The equations developed by Erlebacher and his colleagues should help scientists chemically tailor nanoporous gold for such purposes. "Understanding equals control," the Hopkins engineer says. "Understanding how to make this material, and why it has the shape it does under certain experimental conditions, gives us the ability to change some of these conditions--the temperature or the strength of the acid, for example--in order to fabricate the metal for particular applications."

The team's research also may help engineers understand why the outer layers of some alloys used in aviation turn porous in a type of corrosion that can lead to mechanical failure.
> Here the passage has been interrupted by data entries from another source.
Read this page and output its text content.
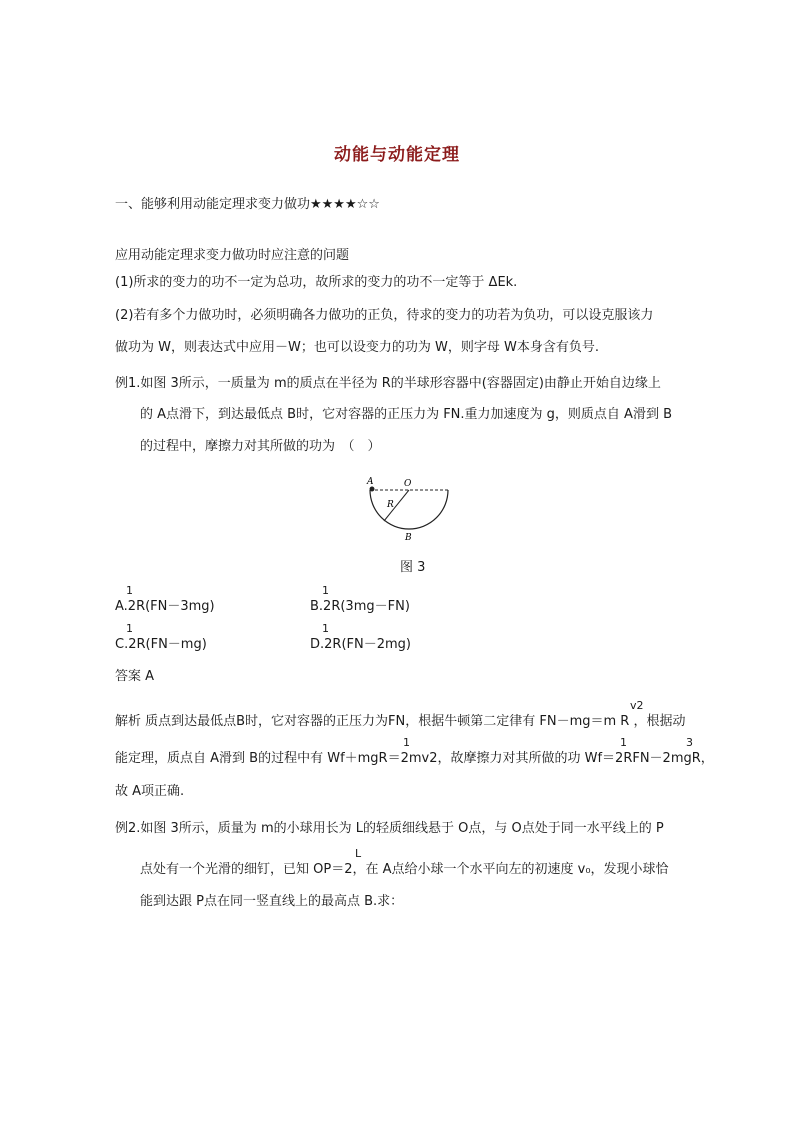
动能与动能定理
一、能够利用动能定理求变力做功★★★★☆☆
应用动能定理求变力做功时应注意的问题
(1)所求的变力的功不一定为总功，故所求的变力的功不一定等于 ΔEk.
(2)若有多个力做功时，必须明确各力做功的正负，待求的变力的功若为负功，可以设克服该力
做功为 W，则表达式中应用－W；也可以设变力的功为 W，则字母 W本身含有负号.
例1.如图 3所示，一质量为 m的质点在半径为 R的半球形容器中(容器固定)由静止开始自边缘上
的 A点滑下，到达最低点 B时，它对容器的正压力为 FN.重力加速度为 g，则质点自 A滑到 B
的过程中，摩擦力对其所做的功为　（　）
A	O
R
B
图 3
1
A.2R(FN－3mg)
1
B.2R(3mg－FN)
1
C.2R(FN－mg)
1
D.2R(FN－2mg)
答案 A
v2
解析 质点到达最低点B时，它对容器的正压力为FN，根据牛顿第二定律有 FN－mg＝m R ，根据动
1	1	3
能定理，质点自 A滑到 B的过程中有 Wf＋mgR＝2mv2，故摩擦力对其所做的功 Wf＝2RFN－2mgR，
故 A项正确.
例2.如图 3所示，质量为 m的小球用长为 L的轻质细线悬于 O点，与 O点处于同一水平线上的 P
L
点处有一个光滑的细钉，已知 OP＝2，在 A点给小球一个水平向左的初速度 v₀，发现小球恰
能到达跟 P点在同一竖直线上的最高点 B.求：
Understanding how nanoporous gold evolves required technology available only within the last decade, but the dealloying process itself is many centuries old. Ancient Incan metalsmiths stretched their supplies of precious gold by mixing it with copper, then surrounding the alloy with salty substances. This created an acid environment that dissolved the copper from the top layer, leaving a gold-rich surface ready for polishing. This technique is called depletion gilding.

Erlebacher began trying to solve the mysteries of this process as a postdoctoral fellow at Harvard. He finished the work contained in the Nature report after joining the faculty of the Whiting School of Engineering last September. The National Science Foundation recently awarded him a CAREER grant that could provide more than $485,000 over the next five years to continue research into the formation and potential use of nanoporous gold.

Erlebacher's co-authors in the Nature report were Michael J. Aziz, a professor at Harvard; Alain Karma, a professor at Northeastern University; Nikolay Dimitrov, a postdoctoral fellow at Arizona State University; and Karl Sieradzki, a professor at Arizona State.